"Il cranio di Villella è un reperto storico", intervista a Montaldo, direttore del museo Lombroso
Cultura e Spettacolo Calabria

"Il cranio di Villella è un reperto storico", intervista a Montaldo, direttore del museo Lombroso

venerdì 25 gennaio, 2013

TORINO, 25 GENNAIO 2013 - Il cranio di Giuseppe Villella, attualmente custodito presso il museo di antropologia criminale "Cesare Lombroso" di Torino, è da tempo reclamato dal suo paese d'origine: Motta Santa Lucia, in provincia di Catanzaro.
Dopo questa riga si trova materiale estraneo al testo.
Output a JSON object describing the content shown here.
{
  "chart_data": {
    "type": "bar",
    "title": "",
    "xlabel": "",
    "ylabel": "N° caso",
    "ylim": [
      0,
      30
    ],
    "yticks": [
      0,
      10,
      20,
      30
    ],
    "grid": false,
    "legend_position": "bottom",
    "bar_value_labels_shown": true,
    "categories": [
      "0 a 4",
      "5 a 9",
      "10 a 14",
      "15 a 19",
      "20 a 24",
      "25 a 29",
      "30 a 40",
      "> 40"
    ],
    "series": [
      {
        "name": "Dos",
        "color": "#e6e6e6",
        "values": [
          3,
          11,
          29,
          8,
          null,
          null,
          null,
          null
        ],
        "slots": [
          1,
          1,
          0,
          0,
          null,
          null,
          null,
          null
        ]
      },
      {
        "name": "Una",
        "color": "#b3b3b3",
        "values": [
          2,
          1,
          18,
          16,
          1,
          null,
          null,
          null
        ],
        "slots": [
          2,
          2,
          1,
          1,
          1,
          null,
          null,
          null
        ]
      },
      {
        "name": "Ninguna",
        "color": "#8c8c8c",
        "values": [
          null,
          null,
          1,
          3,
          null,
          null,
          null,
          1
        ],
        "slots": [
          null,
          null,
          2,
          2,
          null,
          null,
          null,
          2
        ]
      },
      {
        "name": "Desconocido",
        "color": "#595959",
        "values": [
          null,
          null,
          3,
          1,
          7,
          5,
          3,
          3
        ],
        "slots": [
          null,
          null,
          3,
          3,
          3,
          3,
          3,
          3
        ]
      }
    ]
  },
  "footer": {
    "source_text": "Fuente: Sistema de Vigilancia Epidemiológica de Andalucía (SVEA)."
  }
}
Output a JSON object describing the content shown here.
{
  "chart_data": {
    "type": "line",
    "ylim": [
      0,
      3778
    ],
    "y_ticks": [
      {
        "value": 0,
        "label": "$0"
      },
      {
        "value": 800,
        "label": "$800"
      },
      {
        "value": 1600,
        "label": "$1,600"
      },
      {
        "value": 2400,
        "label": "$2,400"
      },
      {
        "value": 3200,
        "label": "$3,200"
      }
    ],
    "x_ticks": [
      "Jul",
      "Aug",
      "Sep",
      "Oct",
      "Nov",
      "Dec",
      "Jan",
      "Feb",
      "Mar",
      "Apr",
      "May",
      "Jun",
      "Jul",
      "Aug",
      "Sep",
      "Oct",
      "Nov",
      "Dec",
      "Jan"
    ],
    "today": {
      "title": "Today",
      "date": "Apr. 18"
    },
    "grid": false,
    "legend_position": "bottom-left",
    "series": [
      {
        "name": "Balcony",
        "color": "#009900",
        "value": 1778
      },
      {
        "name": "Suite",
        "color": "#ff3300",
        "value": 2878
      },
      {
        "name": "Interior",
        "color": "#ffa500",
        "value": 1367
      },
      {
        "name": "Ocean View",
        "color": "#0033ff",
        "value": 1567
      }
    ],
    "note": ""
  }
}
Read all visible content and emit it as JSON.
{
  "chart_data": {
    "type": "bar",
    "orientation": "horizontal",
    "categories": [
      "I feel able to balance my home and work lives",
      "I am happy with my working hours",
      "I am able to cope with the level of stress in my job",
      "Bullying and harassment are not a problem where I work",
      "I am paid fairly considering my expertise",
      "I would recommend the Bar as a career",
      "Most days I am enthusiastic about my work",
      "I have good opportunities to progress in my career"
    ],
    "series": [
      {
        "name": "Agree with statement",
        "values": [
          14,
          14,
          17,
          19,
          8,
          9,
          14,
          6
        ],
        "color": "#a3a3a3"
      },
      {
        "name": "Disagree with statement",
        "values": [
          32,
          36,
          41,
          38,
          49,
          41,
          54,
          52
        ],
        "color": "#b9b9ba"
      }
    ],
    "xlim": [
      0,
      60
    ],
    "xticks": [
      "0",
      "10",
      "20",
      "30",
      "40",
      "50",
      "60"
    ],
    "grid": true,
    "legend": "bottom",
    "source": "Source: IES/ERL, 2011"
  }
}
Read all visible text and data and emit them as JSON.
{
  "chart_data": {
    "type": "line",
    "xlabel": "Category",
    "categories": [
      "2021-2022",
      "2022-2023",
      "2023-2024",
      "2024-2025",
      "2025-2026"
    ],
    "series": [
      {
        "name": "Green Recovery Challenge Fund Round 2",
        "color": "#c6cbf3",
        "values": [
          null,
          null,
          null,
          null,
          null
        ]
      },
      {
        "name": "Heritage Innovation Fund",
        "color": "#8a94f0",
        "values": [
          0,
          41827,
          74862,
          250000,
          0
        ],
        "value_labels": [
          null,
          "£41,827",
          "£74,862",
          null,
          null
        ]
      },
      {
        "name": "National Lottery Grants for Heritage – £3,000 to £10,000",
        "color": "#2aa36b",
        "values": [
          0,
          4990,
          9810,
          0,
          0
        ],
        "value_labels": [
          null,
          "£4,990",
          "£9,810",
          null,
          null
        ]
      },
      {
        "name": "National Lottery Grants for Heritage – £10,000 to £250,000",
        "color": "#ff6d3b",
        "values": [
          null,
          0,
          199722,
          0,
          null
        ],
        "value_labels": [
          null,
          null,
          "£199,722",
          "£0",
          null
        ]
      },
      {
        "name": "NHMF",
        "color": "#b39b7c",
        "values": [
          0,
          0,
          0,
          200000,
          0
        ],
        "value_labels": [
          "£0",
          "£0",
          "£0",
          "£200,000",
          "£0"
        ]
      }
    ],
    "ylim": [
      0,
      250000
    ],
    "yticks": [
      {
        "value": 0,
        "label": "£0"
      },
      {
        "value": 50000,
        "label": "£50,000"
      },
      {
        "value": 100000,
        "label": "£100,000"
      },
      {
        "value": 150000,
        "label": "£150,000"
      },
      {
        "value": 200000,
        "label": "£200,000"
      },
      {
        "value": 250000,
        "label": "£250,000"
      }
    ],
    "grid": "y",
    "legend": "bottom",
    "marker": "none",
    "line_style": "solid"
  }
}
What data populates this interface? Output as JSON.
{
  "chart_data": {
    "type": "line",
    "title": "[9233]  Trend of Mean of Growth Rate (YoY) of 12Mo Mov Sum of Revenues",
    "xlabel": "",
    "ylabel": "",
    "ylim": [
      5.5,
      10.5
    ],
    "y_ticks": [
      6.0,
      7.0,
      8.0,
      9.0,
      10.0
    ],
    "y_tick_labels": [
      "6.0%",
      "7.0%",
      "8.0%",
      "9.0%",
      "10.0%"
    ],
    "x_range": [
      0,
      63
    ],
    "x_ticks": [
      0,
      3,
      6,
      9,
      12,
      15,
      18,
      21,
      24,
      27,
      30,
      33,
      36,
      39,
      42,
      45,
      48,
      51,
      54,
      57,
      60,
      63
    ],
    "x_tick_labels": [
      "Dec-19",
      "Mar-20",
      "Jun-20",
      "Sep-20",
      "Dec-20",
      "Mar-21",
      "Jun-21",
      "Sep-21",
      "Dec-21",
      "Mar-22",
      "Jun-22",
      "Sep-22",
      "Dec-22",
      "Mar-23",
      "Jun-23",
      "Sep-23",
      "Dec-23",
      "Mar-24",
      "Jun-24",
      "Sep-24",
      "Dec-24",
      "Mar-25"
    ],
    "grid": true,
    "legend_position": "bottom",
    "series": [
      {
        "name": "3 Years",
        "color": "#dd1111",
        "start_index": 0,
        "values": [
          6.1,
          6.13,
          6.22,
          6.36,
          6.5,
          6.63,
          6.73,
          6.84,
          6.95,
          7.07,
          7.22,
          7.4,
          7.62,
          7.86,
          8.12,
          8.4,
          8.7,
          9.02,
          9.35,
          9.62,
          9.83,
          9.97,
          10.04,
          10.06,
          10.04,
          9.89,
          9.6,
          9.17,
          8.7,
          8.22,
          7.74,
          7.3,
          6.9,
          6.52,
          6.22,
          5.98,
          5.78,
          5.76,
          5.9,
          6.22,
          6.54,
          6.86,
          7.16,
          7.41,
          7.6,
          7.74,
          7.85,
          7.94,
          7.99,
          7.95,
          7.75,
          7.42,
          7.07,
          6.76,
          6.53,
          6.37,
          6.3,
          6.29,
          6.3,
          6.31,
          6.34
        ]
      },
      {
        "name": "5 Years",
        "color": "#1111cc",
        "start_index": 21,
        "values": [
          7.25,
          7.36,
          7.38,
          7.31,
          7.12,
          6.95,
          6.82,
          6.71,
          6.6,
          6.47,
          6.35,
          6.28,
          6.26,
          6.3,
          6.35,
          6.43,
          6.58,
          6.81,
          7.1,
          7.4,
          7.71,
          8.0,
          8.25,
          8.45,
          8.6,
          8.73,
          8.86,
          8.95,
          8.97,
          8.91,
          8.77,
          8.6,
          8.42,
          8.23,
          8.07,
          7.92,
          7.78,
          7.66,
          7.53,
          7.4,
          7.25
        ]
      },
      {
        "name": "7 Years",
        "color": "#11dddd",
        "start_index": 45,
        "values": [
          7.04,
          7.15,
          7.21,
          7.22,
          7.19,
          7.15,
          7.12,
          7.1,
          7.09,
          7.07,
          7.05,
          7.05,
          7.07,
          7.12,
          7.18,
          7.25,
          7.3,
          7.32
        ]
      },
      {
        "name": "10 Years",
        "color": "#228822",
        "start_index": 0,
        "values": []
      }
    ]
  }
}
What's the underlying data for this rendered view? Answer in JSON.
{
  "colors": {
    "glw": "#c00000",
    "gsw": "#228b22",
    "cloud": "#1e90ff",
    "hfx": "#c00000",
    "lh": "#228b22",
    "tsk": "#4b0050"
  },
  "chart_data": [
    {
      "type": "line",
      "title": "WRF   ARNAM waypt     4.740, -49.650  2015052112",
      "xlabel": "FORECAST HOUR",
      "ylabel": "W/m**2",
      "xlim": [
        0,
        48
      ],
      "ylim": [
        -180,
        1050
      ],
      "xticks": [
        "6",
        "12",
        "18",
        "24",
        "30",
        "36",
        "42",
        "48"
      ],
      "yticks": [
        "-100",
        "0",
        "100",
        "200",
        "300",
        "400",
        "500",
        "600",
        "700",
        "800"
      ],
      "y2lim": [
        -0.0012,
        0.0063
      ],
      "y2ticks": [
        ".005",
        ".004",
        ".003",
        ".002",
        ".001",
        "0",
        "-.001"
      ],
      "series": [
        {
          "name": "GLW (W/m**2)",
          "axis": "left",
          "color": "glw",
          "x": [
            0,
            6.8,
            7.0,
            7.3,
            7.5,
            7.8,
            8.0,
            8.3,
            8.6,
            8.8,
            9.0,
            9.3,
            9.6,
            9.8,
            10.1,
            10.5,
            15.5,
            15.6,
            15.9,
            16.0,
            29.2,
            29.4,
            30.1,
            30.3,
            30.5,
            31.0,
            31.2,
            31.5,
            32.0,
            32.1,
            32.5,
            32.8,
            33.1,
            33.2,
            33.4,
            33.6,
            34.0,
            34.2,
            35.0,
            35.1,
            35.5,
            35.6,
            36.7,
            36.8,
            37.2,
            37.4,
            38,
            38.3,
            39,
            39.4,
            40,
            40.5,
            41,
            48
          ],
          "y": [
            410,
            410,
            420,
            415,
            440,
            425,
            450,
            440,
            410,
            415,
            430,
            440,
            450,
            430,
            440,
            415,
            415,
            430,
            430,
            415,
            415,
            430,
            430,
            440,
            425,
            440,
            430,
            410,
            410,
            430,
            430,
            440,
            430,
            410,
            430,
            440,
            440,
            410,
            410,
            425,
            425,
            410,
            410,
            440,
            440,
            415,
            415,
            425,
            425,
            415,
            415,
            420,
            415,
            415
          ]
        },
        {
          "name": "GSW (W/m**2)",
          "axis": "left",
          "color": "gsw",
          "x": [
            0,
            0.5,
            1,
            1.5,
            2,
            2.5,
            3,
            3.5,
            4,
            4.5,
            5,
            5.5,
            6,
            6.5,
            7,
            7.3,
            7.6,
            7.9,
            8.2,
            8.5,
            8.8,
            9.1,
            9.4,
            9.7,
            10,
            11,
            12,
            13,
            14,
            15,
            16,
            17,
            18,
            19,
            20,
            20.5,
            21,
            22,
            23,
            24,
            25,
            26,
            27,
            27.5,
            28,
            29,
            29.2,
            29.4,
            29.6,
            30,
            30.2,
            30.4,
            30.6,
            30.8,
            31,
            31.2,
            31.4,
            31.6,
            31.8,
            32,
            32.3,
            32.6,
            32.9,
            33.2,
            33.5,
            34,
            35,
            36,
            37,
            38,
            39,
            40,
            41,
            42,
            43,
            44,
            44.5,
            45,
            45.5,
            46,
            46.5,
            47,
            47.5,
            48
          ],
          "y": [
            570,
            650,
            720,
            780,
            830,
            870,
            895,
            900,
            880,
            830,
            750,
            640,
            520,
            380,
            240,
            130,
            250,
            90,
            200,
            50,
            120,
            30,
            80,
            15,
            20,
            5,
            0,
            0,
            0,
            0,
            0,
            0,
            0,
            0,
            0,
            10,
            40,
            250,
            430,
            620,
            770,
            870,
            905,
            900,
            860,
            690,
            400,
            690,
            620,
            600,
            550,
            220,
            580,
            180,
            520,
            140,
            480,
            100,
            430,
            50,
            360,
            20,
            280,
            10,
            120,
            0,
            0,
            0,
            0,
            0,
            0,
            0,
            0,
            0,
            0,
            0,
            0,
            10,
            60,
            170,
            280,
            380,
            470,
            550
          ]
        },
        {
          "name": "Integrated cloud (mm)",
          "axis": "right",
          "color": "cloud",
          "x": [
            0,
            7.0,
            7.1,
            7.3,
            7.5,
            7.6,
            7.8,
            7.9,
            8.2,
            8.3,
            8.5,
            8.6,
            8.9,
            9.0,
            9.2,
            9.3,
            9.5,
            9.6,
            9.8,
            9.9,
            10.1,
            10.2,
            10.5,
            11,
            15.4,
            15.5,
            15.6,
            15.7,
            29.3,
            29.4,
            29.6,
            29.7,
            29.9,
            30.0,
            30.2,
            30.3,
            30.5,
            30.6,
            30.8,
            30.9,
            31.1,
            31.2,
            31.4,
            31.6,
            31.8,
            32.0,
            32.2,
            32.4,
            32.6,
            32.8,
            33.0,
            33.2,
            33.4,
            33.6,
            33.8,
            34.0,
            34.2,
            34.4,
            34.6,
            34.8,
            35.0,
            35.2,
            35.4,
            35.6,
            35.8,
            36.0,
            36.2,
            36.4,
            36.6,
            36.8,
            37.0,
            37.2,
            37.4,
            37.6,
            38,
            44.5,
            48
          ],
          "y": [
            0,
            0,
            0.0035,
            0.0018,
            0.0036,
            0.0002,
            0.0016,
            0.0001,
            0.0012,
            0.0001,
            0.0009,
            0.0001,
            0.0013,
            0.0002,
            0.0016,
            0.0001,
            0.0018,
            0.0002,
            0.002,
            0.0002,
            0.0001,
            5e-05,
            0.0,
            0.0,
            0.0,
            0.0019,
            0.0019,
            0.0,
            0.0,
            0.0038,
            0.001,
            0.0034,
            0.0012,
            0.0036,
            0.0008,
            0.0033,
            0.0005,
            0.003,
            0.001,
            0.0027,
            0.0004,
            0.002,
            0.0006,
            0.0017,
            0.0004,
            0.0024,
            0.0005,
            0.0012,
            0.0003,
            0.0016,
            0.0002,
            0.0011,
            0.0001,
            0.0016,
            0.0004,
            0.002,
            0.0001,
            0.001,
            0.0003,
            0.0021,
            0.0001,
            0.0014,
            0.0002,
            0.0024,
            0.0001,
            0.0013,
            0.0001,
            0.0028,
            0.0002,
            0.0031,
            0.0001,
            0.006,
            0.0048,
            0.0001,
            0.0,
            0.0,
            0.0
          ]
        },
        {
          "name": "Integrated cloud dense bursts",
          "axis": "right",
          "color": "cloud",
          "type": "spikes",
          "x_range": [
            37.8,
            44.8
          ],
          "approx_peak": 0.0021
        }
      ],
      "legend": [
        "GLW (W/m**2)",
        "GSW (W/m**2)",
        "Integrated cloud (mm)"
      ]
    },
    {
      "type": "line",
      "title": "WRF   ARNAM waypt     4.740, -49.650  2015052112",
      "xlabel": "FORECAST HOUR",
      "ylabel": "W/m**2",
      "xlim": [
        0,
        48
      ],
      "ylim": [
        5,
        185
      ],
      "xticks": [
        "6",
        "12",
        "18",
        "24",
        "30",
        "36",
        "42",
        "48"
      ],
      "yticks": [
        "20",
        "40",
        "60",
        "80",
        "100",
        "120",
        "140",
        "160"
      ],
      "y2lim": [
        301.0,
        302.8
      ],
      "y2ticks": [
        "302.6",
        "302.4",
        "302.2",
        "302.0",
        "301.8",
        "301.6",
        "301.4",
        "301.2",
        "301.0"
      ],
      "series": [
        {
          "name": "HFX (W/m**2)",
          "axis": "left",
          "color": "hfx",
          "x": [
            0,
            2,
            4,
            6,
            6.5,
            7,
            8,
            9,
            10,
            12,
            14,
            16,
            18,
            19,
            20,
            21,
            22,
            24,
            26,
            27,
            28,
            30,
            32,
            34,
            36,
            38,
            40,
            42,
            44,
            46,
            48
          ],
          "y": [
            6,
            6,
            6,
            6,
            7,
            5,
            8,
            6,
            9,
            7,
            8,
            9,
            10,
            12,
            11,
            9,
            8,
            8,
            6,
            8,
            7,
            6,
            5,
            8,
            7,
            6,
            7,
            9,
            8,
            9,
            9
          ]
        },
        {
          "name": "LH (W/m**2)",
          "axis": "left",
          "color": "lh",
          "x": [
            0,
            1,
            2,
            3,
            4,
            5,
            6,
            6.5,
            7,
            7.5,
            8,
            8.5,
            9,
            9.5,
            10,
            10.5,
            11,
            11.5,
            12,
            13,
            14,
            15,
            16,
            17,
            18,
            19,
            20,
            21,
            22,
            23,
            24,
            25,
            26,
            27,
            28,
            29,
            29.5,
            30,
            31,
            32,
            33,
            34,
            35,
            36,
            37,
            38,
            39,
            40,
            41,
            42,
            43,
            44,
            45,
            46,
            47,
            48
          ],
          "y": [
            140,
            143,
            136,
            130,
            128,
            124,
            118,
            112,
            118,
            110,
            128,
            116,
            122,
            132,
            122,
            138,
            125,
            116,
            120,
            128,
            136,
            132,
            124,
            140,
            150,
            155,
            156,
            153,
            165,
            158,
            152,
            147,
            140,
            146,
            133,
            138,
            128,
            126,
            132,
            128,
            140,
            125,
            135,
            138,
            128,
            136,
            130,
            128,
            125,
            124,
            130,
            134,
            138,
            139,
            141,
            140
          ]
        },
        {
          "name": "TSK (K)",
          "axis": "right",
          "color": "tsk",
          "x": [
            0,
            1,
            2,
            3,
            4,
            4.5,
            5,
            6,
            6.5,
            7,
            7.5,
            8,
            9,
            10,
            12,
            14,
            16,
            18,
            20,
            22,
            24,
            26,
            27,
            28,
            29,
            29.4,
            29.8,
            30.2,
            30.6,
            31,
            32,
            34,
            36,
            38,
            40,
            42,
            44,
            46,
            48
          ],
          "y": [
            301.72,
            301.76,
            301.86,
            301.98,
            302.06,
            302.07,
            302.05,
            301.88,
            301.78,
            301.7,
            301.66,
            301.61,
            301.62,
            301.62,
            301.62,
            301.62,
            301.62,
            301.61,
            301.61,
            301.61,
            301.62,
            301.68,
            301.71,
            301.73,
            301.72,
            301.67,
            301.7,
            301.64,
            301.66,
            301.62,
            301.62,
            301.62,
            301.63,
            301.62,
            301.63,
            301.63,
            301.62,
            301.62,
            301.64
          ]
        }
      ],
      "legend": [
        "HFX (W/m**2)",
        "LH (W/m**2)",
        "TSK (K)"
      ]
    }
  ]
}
Il teschio "della discordia" fu studiato dal criminologo nella seconda metà dell'Ottocento e, dal rilevamento di una "fossetta occipitale", Lombroso mise in piedi alcune teorie, legando l'anatomia del soggetto al brigantaggio. Villella era, infatti, accusato di essere un brigante e fu detenuto presso le carceri calabresi.

Il sindaco di Motta Santa Lucia, Amedeo Colacino, che ha portato in tribunale il museo "Lombroso" per ottenere il cranio, aveva spiegato ad Infooggi che, a suo parere, gli studi del padre della criminologia fossero influenzati da ideologie razziste.

Abbiamo intervistato il direttore del museo di antropologia criminale di Torino, il professor Montaldo, per capire se la resistenza di Torino è dettata dal fatto che i resti vengono considerati reperti storici a tutti gli effetti e per fare luce sulla questione razzista.[MORE]

Prof. Montaldo, il cranio di Giuseppe Villella è conteso sia dal Piemonte che dalla Calabria. Può spiegare quali sono le motivazioni che spingono il Museo Lombroso di Torino a trattenere i resti?
«Questo reperto fa parte della collezione raccolta da Cesare Lombroso all’inizio della sua attività di studioso, nel 1864. Pertanto è parte, insieme a quasi un migliaio di altri crani, della collezione del museo di antropologia criminale, cioè di una collezione di proprietà dello Stato italiano, tutelata dalla legge, il Codice dei beni culturali. Quindi non è il “Piemonte” che lo contende; è un bene pubblico, e come tale inalienabile. Questo sul piano del diritto. Se invece passiamo a considerazioni di carattere storico, questo reperto ha un valore particolarmente importante, poiché è su di esso che si è aperta una discussione che ha coinvolto la comunità scientifica internazionale: è insomma una testimonianza della storia della scienza, dei problemi e delle categorie interpretative utilizzate nel XIX secolo».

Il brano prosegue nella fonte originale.